ヴィクトールさんは普段殆ど褒める事はない…らしいけど、実は私との授業では、かなり高頻度で褒めてくれてる。それを見たアビィさんが吃驚してた。


「フウカ。少し嫌な話になると思うが、耳を貸してくれるか?」


「…はい」


「有難う。フウカ、お前とライハの神力は、私から見てもとても稀有だ。これまで様々な国を渡り歩いて来たが、お前達の様に、一つの力を分け与えられた者も、精霊スピリットと言う神力も…お前達が初めての事例だ。歴史的に見たらどうなるかは分からない…が…恐らくロゼルさんがお前達を頑なに城下へ連れて来なかったのもそれが関係しているだろう」


「…私達は…狙われ易いって事ですか…?」


ヴィクトールさんの言葉である程度仮説はできたけど、怖いものは怖い。少し声が掠れたけどヴィクトールさんはゆっくりと頷いて、私の目を見つめた


「…フウカは理解力が高いな。それは分かり切っていた事だが…お前の兄はそう言った事に疎いし鈍いだろう。双子は兄妹とまた違う。助け合って行け。最も、お前達なら心配はいらないか」


「…そうですね。あの…ヴィクトールさん」


「どうした」


「どうして、私に魔法を指導してくれているんですか?それがずっと気になってました」


ヴィクトールさんは、兄さんの事を嫌ってるし何より私に指導をするメリットが何もない。だから不思議だった。
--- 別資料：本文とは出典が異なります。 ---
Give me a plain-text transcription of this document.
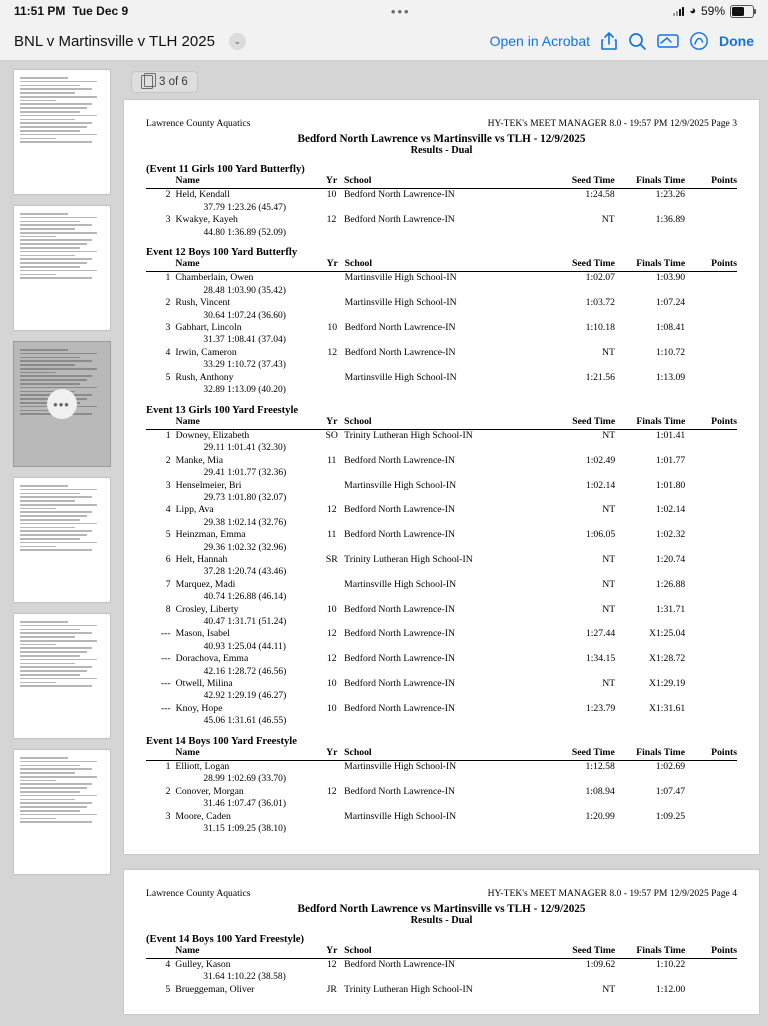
11:51 PM Tue Dec 9	•••	◕ 59%
BNL v Martinsville v TLH 2025	⌄	Open in Acrobat	Done
•••
3 of 6
Lawrence County Aquatics	HY-TEK's MEET MANAGER 8.0 - 19:57 PM 12/9/2025 Page 3
Bedford North Lawrence vs Martinsville vs TLH - 12/9/2025
Results - Dual
(Event 11 Girls 100 Yard Butterfly)
	Name	Yr	School	Seed Time	Finals Time	Points
2	Held, Kendall	10	Bedford North Lawrence-IN	1:24.58	1:23.26	
	37.79 1:23.26 (45.47)					
3	Kwakye, Kayeh	12	Bedford North Lawrence-IN	NT	1:36.89	
	44.80 1:36.89 (52.09)					
Event 12 Boys 100 Yard Butterfly
	Name	Yr	School	Seed Time	Finals Time	Points
1	Chamberlain, Owen		Martinsville High School-IN	1:02.07	1:03.90	
	28.48 1:03.90 (35.42)					
2	Rush, Vincent		Martinsville High School-IN	1:03.72	1:07.24	
	30.64 1:07.24 (36.60)					
3	Gabhart, Lincoln	10	Bedford North Lawrence-IN	1:10.18	1:08.41	
	31.37 1:08.41 (37.04)					
4	Irwin, Cameron	12	Bedford North Lawrence-IN	NT	1:10.72	
	33.29 1:10.72 (37.43)					
5	Rush, Anthony		Martinsville High School-IN	1:21.56	1:13.09	
	32.89 1:13.09 (40.20)					
Event 13 Girls 100 Yard Freestyle
	Name	Yr	School	Seed Time	Finals Time	Points
1	Downey, Elizabeth	SO	Trinity Lutheran High School-IN	NT	1:01.41	
	29.11 1:01.41 (32.30)					
2	Manke, Mia	11	Bedford North Lawrence-IN	1:02.49	1:01.77	
	29.41 1:01.77 (32.36)					
3	Henselmeier, Bri		Martinsville High School-IN	1:02.14	1:01.80	
	29.73 1:01.80 (32.07)					
4	Lipp, Ava	12	Bedford North Lawrence-IN	NT	1:02.14	
	29.38 1:02.14 (32.76)					
5	Heinzman, Emma	11	Bedford North Lawrence-IN	1:06.05	1:02.32	
	29.36 1:02.32 (32.96)					
6	Helt, Hannah	SR	Trinity Lutheran High School-IN	NT	1:20.74	
	37.28 1:20.74 (43.46)					
7	Marquez, Madi		Martinsville High School-IN	NT	1:26.88	
	40.74 1:26.88 (46.14)					
8	Crosley, Liberty	10	Bedford North Lawrence-IN	NT	1:31.71	
	40.47 1:31.71 (51.24)					
---	Mason, Isabel	12	Bedford North Lawrence-IN	1:27.44	X1:25.04	
	40.93 1:25.04 (44.11)					
---	Dorachova, Emma	12	Bedford North Lawrence-IN	1:34.15	X1:28.72	
	42.16 1:28.72 (46.56)					
---	Otwell, Milina	10	Bedford North Lawrence-IN	NT	X1:29.19	
	42.92 1:29.19 (46.27)					
---	Knoy, Hope	10	Bedford North Lawrence-IN	1:23.79	X1:31.61	
	45.06 1:31.61 (46.55)					
Event 14 Boys 100 Yard Freestyle
	Name	Yr	School	Seed Time	Finals Time	Points
1	Elliott, Logan		Martinsville High School-IN	1:12.58	1:02.69	
	28.99 1:02.69 (33.70)					
2	Conover, Morgan	12	Bedford North Lawrence-IN	1:08.94	1:07.47	
	31.46 1:07.47 (36.01)					
3	Moore, Caden		Martinsville High School-IN	1:20.99	1:09.25	
	31.15 1:09.25 (38.10)					
Lawrence County Aquatics	HY-TEK's MEET MANAGER 8.0 - 19:57 PM 12/9/2025 Page 4
Bedford North Lawrence vs Martinsville vs TLH - 12/9/2025
Results - Dual
(Event 14 Boys 100 Yard Freestyle)
	Name	Yr	School	Seed Time	Finals Time	Points
4	Gulley, Kason	12	Bedford North Lawrence-IN	1:09.62	1:10.22	
	31.64 1:10.22 (38.58)					
5	Brueggeman, Oliver	JR	Trinity Lutheran High School-IN	NT	1:12.00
親身に、とても熱心に教えてくれるから。


「ロゼルさんには世話になったと言うのが大きいが…興味を持ったのもある。私は、フウカの歳には魔術を習得していたが、師はいなかったからな。その大変さ、不自由さは分かっている心算だ。お前には、そうなって欲しくなかったんだ。我ながら呆れるがな。ロゼルさんにも、教えられるものの限界があるからな」


「…やっぱり、ヴィクトールさんは優しいですね」


「そう言うのは、ギルドの者とお前くらいだ。さあ、休憩は終わりだ。行けるな、フウカ」


「はい!」


まだ難しい事も…世界の事も分からないけど…今は自分に出来る精一杯を頑張ろう。それしか今の私には出来ないから。